We talked a little bit on Friday about plant buying and weather. I threw in an off-hand comment that in my experience garden centers will often get in plants 2-3 weeks before it’s safe to set them out or in the ground.

That may have made some of you indignant, thinking that the retailers were setting you up to fail. I promise you it’s not that way at all. For one thing, when I worked at a garden center, it was a constant balancing act between the needs and wants of our customers and the weather. We wanted to be able to have what they wanted when they wanted it–and yet we often had to warn them that what they were buying wasn’t quite ready to go outside or in the ground.

I know that I start trolling the garden centers trying to find something–anything–that’s alive and green right about now. It doesn’t matter to me what it is or whether it’s ready to go outside. I know how to handle it.

Last year I bought some heuchera right just about this time. I was so excited to find them. When I got them home and went to transplant them–just from the black plastic nursery pot into a more decorative pot–all I had was a tiny root ball in my hand about the size of a tennis ball. I had paid for a gallon pot plant and I got a tennis ball plant and some very expensive potting soil. Oh well. My fault. That’s what happens when you’re over-anxious to be gardening.

My recollection is that one of them didn’t even survive. It may have been one of the dark colored ones. They never work out well for me, and my anxiousness to get them started early probably didn’t help things along.

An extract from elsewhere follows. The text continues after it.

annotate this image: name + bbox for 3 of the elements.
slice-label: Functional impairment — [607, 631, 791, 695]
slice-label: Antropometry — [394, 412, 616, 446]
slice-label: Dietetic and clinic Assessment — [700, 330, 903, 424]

Remember that in the spring the soil is still cool–I talked about this in my last post. So it never pays to rush things into the ground. If I do shop early, I will usually keep things in pots to give the soil time to warm before I plant them (of course, I have been known to go to extremes with that and then it’s July and I still have a bunch of pots that I am watering that should have gone into the ground weeks earlier!)

Just remember–just because you see it in the stores, it does not necessarily mean it’s safe–or even desirable–to plant it in the garden just yet!

2 thoughts on “Plant Buying Time

  1. quercuscommunity March 13, 2017 / 3:57 pm

    That was a mistake I used to make when I first had a garden. After a few years I stopped buying plants until I was ready. 🙂

  2. gardendaze March 13, 2017 / 4:15 pm

    I have never learned, I think. Part of it has to do with living in a place where the weather is so crazy–70 degrees one weekend and 2 feet of snow the next.

    The other part of it is that I lecture and I bring live plants with me for that. So I may be one of those plant buyers who wants the plants long before they are ready–just for an entirely different reason.

    Thanks for reading and commenting.